If the quota had been implemented for the two higher posts, too, the OBCs would have been entitled to five posts of professor and 10 of associate professor, according to the roster that universities follow.
The Tata Institute advertised six vacant posts of professor, 10 of associate professor and 23 of assistant professor, with seats reserved for OBC applicants only at the lowest level.
The Central University of Karnataka had issued similar advertisements in March after the ordinance had been promulgated.
Hansraj Suman, president of the association of Scheduled Caste, Scheduled Tribe and OBC teachers at Delhi University, said these advertisements had “openly violated the law of the land”. “We have written to the University Grants Commission (higher education regulator) and the National Commission for Backward Classes. We will challenge it (the advertisements) in court if not corrected,” Suman said.
For 14 years after OBC reservation in government jobs became the law in 1993, the universities would not implement it for teachers. They began doing so after the regulator in 2007 asked them to implement the quota at “entry-level” posts, which the central universities interpreted as referring only to assistant professors.
The Scheduled Castes and Scheduled Tribes, however, got the benefit of reservation at all levels of teaching posts.
It’s this 12-year-old guideline that the central university officials are now citing to defend the latest advertisements.
However, the Central Educational Institutions (Reservation in Teachers’ Cadre) Ordinance, 2019, allowed the OBC quota at all levels of teaching posts, among other things.
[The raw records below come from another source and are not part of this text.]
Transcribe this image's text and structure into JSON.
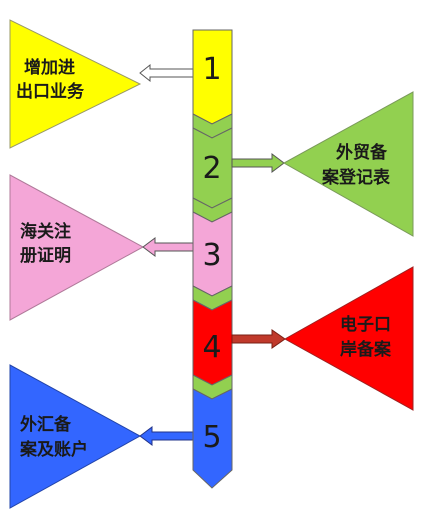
{
  "steps": [
    {
      "number": "1",
      "label_line1": "增加进",
      "label_line2": "出口业务",
      "side": "left",
      "color": "#ffff00"
    },
    {
      "number": "2",
      "label_line1": "外贸备",
      "label_line2": "案登记表",
      "side": "right",
      "color": "#92d050"
    },
    {
      "number": "3",
      "label_line1": "海关注",
      "label_line2": "册证明",
      "side": "left",
      "color": "#f4a6d7"
    },
    {
      "number": "4",
      "label_line1": "电子口",
      "label_line2": "岸备案",
      "side": "right",
      "color": "#ff0000"
    },
    {
      "number": "5",
      "label_line1": "外汇备",
      "label_line2": "案及账户",
      "side": "left",
      "color": "#3366ff"
    }
  ],
  "colors": {
    "chevron": "#92d050",
    "outline": "#555555",
    "arrow_fill": "#ffffff",
    "arrow_stroke_red": "#c0392b"
  }
}
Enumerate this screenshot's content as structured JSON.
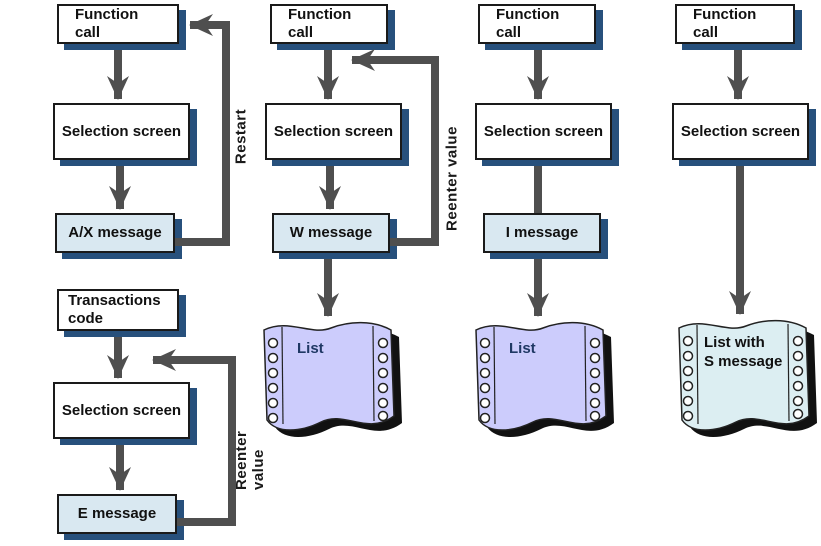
{
  "diagram_title": "Message types flow diagram",
  "colors": {
    "arrow": "#4f4f4f",
    "box_border": "#1a1a1a",
    "box_shadow": "#27507c",
    "message_fill": "#d9e8f1",
    "paper_fill_purple": "#ccccfc",
    "paper_fill_cyan": "#dceef2",
    "paper_shadow": "#111111",
    "list_text": "#1f3864"
  },
  "col1": {
    "function_call": {
      "line1": "Function",
      "line2": "call"
    },
    "selection_screen": "Selection screen",
    "ax_message": "A/X message",
    "restart_label": "Restart",
    "transactions_code": {
      "line1": "Transactions",
      "line2": "code"
    },
    "selection_screen2": "Selection screen",
    "e_message": "E message",
    "reenter_label": {
      "line1": "Reenter",
      "line2": "value"
    }
  },
  "col2": {
    "function_call": {
      "line1": "Function",
      "line2": "call"
    },
    "selection_screen": "Selection screen",
    "w_message": "W message",
    "reenter_label": "Reenter value",
    "list_label": "List"
  },
  "col3": {
    "function_call": {
      "line1": "Function",
      "line2": "call"
    },
    "selection_screen": "Selection screen",
    "i_message": "I message",
    "list_label": "List"
  },
  "col4": {
    "function_call": {
      "line1": "Function",
      "line2": "call"
    },
    "selection_screen": "Selection screen",
    "list_label": {
      "line1": "List with",
      "line2": "S message"
    }
  }
}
“Notwithstanding anything in any other law for the time being in force, there shall be reservation of posts in direct recruitment out of the sanctioned strength in teachers’ cadre in a Central Educational Institution…,” the ordinance said.
Higher education secretary R. Subrahmanyam admitted the recent advertisements had got it wrong.
“It’s an anomaly in the advertisements. The reservation applies to all posts for which there is direct recruitment. The ministry is issuing a clarification tomorrow,” Subrahmanyam said on Wednesday.
The advertisements have restricted the recently enacted quota for the poor among the upper castes, too, to assistant professors alone. Thursday’s government clarification is expected to clear this up too.